五輪代表メンバーがほぼ見えた。残る枠の選考は首脳陣の眼力が問われる (2ページ目)
橋岡が浦和レッスを離れ、日本人選手が多数プレーするシント・トロイデンに移籍したのは今年の初め。シーズン途中の移籍だったが、3月6日のシャルルロワ戦から、右サイドバック、あるいは右ウイングバックとして、スタメンフル出場を続けた。シント・トロイデンはベルギーリーグ15位。三好が所属するアントワープ、伊東純也が所属するゲンクに比べると、チームのレベルは大きく落ちる。そこをどう評価するかだが、森保一監督は、今回U―24 のみならず、日本代表にまで抜擢。まさに2階級特進の勢いで、遠藤渓太ともども、海外移籍を成功させた。
◆サッカー東京五輪代表メンバーを識者が大予想。18人はこうなる!
話は前後するが、注目されたオーバーエイジ枠に選ばれた3人は、吉田麻也(サンプドリア)、酒井宏樹(マルセイユ)、遠藤航(シュツットガルト)の3人だった。いずれも低い位置で構える守備的な選手である。この決定をしたのは、森保監督なのか。U-24の横内昭展監督のか。「金メダルを狙う」(森保監督)なら、この選考こそ最重要ポイントになる。誰を選ぶかでサッカーが大きく変わることは言うまでもない。議論は尽くされるべきだし、選者には結果に対する責任も発生する。

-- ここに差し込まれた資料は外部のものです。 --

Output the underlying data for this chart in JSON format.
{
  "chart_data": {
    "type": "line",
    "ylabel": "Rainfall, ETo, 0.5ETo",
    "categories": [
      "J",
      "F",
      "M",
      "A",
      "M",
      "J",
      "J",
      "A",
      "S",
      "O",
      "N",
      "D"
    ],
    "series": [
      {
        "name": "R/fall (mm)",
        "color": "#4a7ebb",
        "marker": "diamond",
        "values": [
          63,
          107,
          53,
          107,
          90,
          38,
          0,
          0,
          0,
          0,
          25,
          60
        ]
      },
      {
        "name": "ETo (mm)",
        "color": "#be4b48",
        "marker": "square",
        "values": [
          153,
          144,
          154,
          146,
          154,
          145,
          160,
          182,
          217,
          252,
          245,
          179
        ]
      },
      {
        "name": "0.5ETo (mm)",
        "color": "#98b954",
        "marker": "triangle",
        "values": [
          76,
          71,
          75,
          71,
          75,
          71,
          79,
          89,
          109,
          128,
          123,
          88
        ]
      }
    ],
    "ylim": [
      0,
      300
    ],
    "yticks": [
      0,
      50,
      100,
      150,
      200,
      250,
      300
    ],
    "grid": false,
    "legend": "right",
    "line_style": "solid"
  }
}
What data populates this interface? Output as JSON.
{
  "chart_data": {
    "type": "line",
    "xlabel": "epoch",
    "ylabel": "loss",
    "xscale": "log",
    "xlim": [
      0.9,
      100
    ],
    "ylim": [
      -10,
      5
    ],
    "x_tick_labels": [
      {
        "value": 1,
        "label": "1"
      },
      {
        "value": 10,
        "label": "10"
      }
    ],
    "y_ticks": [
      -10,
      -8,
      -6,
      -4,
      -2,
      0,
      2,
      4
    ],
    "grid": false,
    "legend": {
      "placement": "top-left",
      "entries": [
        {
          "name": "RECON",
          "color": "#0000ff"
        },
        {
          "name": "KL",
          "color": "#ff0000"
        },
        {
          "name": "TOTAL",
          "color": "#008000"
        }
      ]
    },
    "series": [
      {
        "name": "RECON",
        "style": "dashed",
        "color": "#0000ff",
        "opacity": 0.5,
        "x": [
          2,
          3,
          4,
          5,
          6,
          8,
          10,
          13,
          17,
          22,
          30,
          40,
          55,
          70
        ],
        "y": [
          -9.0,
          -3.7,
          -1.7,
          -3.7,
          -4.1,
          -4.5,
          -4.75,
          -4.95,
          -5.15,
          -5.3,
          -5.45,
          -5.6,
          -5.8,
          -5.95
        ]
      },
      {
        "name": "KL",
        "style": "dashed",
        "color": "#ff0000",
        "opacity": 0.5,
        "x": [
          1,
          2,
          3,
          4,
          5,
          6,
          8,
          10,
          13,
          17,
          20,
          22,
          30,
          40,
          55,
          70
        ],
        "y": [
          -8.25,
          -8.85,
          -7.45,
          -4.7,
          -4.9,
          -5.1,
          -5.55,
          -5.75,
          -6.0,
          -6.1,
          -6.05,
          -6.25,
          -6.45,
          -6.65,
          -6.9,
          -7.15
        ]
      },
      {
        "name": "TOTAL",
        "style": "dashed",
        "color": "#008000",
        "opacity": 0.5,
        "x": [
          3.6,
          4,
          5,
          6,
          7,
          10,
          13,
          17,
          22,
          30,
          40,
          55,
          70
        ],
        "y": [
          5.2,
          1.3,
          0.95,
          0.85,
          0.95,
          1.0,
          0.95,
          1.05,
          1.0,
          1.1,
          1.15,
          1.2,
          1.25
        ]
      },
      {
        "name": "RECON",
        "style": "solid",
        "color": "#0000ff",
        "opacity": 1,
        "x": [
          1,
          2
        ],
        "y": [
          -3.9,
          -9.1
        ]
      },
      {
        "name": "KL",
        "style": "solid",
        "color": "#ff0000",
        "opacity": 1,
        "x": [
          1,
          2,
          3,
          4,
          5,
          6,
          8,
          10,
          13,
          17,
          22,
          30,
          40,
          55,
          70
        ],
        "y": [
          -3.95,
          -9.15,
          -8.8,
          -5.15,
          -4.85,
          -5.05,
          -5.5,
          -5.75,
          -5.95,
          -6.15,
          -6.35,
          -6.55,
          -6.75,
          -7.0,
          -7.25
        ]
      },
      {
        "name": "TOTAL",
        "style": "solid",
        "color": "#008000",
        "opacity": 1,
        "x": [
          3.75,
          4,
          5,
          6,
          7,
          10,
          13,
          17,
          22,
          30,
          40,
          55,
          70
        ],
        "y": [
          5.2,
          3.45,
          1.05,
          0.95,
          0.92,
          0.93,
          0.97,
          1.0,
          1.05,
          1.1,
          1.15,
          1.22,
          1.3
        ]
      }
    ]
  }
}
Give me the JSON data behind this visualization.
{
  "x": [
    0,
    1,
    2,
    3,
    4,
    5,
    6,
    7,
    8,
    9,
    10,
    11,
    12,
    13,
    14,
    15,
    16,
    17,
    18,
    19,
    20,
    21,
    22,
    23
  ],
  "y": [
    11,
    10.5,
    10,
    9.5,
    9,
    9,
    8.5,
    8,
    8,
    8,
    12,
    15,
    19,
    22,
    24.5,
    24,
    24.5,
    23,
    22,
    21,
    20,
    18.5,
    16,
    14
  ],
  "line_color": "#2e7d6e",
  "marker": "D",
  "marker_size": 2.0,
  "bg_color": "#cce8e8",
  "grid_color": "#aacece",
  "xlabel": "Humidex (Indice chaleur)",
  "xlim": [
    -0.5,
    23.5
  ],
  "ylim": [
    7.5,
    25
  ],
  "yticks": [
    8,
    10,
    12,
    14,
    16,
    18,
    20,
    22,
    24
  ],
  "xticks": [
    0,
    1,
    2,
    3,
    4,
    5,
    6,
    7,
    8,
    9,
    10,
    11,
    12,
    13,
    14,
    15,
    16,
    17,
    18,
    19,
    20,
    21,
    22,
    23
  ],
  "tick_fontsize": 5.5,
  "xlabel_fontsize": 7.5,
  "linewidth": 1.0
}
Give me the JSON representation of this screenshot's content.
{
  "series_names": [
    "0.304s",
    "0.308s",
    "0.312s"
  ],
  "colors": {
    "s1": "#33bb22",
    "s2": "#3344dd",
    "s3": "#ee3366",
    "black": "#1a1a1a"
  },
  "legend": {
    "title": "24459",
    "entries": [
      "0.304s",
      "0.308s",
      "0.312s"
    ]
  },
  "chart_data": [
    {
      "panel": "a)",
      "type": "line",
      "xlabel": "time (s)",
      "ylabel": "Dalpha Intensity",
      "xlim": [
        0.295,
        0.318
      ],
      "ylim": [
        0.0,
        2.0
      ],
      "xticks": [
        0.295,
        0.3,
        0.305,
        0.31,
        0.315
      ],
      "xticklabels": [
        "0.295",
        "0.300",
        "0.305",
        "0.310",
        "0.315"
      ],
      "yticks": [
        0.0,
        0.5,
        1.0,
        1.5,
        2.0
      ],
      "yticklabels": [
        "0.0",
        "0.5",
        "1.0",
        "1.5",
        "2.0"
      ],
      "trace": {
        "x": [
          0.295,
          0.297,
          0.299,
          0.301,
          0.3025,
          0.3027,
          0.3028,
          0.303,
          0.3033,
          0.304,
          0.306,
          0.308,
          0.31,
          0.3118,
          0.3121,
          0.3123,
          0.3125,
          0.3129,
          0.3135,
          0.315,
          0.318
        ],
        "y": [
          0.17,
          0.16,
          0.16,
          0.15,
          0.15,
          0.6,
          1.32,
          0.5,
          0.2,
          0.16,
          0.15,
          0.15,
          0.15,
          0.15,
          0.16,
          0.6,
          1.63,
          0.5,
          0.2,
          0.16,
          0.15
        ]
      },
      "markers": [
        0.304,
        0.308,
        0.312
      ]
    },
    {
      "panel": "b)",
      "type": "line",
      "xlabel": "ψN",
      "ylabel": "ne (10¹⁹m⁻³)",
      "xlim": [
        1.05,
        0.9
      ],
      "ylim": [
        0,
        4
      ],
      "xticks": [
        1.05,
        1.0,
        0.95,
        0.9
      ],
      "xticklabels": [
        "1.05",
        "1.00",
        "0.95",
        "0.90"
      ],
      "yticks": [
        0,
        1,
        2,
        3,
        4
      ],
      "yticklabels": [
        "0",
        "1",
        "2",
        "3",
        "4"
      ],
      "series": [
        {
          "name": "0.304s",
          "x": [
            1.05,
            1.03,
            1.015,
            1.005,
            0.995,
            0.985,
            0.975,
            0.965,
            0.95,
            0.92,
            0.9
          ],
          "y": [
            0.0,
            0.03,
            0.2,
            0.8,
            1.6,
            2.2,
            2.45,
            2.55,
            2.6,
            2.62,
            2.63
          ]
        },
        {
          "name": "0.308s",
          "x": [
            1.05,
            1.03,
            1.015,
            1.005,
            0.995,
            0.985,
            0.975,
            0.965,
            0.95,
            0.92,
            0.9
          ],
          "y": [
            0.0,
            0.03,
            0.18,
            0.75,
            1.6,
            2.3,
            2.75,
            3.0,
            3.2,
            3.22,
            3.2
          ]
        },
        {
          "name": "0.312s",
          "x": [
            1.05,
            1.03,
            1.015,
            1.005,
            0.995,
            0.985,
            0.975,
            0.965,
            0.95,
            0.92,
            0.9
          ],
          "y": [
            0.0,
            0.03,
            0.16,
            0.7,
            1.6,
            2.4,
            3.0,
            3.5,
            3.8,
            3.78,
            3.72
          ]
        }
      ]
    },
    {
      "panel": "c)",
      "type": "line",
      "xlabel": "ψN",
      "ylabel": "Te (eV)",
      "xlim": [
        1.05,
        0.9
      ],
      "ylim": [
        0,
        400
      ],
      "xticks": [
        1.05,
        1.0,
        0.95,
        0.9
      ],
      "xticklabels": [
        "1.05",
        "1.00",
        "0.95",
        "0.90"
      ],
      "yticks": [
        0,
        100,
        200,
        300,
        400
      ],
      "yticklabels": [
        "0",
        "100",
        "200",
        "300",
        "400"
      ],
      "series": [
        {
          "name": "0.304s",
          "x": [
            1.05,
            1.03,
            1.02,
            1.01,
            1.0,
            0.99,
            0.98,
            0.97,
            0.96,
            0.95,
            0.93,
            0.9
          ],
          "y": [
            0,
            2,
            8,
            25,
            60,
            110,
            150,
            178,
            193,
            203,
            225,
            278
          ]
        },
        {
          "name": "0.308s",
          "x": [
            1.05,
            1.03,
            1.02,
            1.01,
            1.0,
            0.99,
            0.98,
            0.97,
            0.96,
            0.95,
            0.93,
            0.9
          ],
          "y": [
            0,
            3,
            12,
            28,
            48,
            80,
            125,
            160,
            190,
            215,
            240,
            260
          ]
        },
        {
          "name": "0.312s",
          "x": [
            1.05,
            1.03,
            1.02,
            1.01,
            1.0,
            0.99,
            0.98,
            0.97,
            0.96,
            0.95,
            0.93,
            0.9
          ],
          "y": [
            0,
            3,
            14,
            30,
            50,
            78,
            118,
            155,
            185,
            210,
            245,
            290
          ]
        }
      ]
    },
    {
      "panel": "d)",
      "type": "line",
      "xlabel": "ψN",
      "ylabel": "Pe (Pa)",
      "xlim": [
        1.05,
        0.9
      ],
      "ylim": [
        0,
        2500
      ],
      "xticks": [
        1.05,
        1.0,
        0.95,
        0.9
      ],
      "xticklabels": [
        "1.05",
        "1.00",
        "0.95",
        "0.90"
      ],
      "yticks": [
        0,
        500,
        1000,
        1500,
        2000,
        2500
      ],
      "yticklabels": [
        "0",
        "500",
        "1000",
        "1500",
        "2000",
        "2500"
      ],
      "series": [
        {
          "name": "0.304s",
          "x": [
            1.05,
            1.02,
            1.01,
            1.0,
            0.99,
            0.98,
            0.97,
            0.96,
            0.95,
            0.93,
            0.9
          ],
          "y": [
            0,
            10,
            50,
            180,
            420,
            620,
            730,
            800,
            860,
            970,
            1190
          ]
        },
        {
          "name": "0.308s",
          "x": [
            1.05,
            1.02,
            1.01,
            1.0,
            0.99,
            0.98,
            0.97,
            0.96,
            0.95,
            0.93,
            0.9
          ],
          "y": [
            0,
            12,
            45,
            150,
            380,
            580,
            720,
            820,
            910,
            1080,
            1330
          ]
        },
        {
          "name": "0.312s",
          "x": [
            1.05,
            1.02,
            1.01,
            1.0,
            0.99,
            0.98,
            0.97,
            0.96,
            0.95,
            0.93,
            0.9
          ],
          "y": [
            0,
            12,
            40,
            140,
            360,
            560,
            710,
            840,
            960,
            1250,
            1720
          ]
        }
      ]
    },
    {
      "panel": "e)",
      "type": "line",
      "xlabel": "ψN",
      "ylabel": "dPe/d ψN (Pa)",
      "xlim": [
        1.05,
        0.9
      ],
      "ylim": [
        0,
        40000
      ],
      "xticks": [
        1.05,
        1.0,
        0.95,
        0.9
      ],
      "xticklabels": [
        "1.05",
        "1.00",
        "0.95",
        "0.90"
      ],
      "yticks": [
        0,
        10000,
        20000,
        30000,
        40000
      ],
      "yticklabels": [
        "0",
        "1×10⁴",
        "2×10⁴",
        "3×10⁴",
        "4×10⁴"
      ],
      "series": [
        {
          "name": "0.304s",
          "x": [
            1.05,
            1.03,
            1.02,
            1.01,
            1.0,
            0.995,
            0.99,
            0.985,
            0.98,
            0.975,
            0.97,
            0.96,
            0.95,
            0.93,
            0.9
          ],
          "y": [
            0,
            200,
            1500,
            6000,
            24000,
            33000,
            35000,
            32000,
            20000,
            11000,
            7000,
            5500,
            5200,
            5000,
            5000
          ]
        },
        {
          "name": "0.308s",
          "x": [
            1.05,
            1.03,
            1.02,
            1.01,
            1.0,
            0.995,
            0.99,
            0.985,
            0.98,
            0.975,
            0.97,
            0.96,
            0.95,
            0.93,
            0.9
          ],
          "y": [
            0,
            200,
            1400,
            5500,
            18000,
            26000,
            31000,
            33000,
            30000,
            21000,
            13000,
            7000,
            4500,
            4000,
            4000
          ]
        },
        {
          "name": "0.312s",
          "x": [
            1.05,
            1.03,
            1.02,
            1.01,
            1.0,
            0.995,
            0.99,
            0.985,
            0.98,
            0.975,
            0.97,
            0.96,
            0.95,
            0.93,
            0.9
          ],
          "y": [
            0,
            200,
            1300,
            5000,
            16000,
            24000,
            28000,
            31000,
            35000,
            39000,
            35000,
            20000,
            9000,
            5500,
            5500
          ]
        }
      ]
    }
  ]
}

今回の五輪チームの、一番と言いたい問題は、監督の姿が鮮明でないことだ。森保監督なのか、横内監督なのか。今回、U-24日本代表と日本代表は日程が重なるため、U-24は横内氏が監督として采配を振るう。兼任監督としてスタートした森保監督だが、U-24の監督を満足に務める機会は、時間とともに激減。そうした流れの中で、オーバーエイジ枠という決断を下す時を迎えた。
自国開催の五輪だ。開催に否定的な国民が多数を占め、さして盛り上がっているようには見えないものの、今回は一大事である。不成績を収めることは許されない。
その覚悟が、今回のメンバー発表の会見から窺えたかといえば、ノーだ。3人を選んだ理由について、丁寧な説明はなかった。
今季、ブンデスリーガで大した活躍ができていないとはいえ、大迫勇也(ブレーメン)は、3人の中に加えるべきか否か、悩まなくてはならない選手になる。林大地(サガン鳥栖)、前田大然(横浜F・マリノス)、上田綺世(鹿島アントラーズ)、田川亨介(FC東京)という、今回選ばれたU-24の前線の顔ぶれを見渡せば、ボールを収めることを得意にする選手はいない。